[Development of forecasting models for fatal road traffic injuries].

Zhonghua liu xing bing xue za zhi = Zhonghua liuxingbingxue zazhi

PubMedID: 24739559

Tan A, Tian D, Huang Y, Gao L, Deng X, Li L, He Q, Chen T, Hu G, Wu J. [Development of forecasting models for fatal road traffic injuries]. Zhonghua Liu Xing Bing Xue Za Zhi. 2014;35(2):174-7.
OBJECTIVE
To develop the forecasting models for fatal road traffic injuries and to provide evidence for predicting the future trends on road traffic injuries.

METHODS
Data on the mortality of road traffic injury including factors as gender and age in different countries, were obtained from the World Health Organization Mortality Database.

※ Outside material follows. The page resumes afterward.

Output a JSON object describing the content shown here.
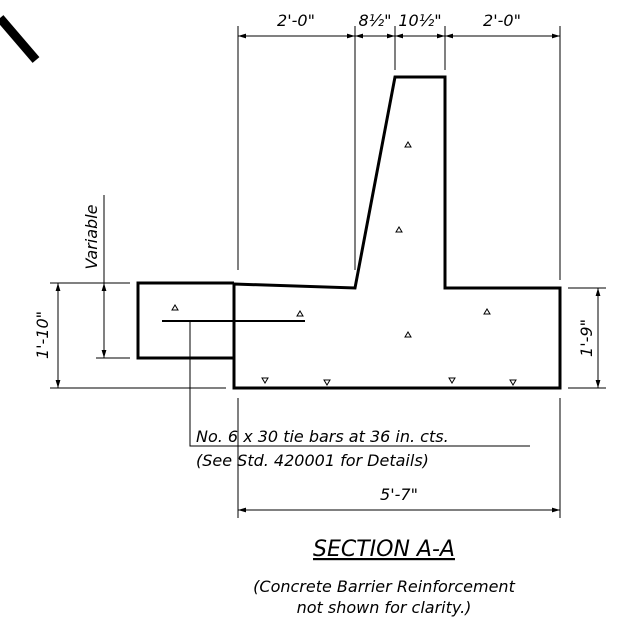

Other information on GDP per capita, urbanization, motorization and education were collected from online resources of World Bank, WHO, the United Nations Population Division and other agencies. We fitted logarithmic models of road traffic injury mortality by gender and age group, including predictors of GDP per capita, urbanization, motorization and education. Sex- and age-specific forecasting models developed by WHO that including GDP per capita, education and time etc. were also fitted. Coefficient of determination(R(2)) was used to compare the performance between our modes and WHO models.

RESULTS
2 626 sets of data were collected from 153 countries/regions for both genders, between 1965 and 2010. The forecasting models of road traffic injury mortality based on GDP per capita, motorization, urbanization and education appeared to be statistically significant(P < 0.001), and the coefficients of determination for males at the age groups of 0-4, 5-14, 15-24, 25-34, 35-44, 45-54, 55-64, 65+ were 22.7% , 31.1%, 51.8%, 52.3%, 44.9%, 41.8%, 40.1%, 25.5%, respectively while the coefficients for these age groups in women were 22.9%, 32.6%, 51.1%, 49.3%, 41.3%, 35.9%, 30.7%, 20.1%, respectively. The WHO models that were based on the GDP per capita, education and time variables were statistically significant (P < 0.001)and the coefficients of determination were 14.9% , 22.0%, 31.5%, 33.1% , 30.7%, 28.5%, 27.7% and 17.8% for males, but 14.1%, 20.6%, 30.4%, 31.8%, 26.7%, 24.3%, 17.3% and 8.8% for females, respectively.

CONCLUSION
The forecasting models that we developed seemed to be better than those developed by WHO.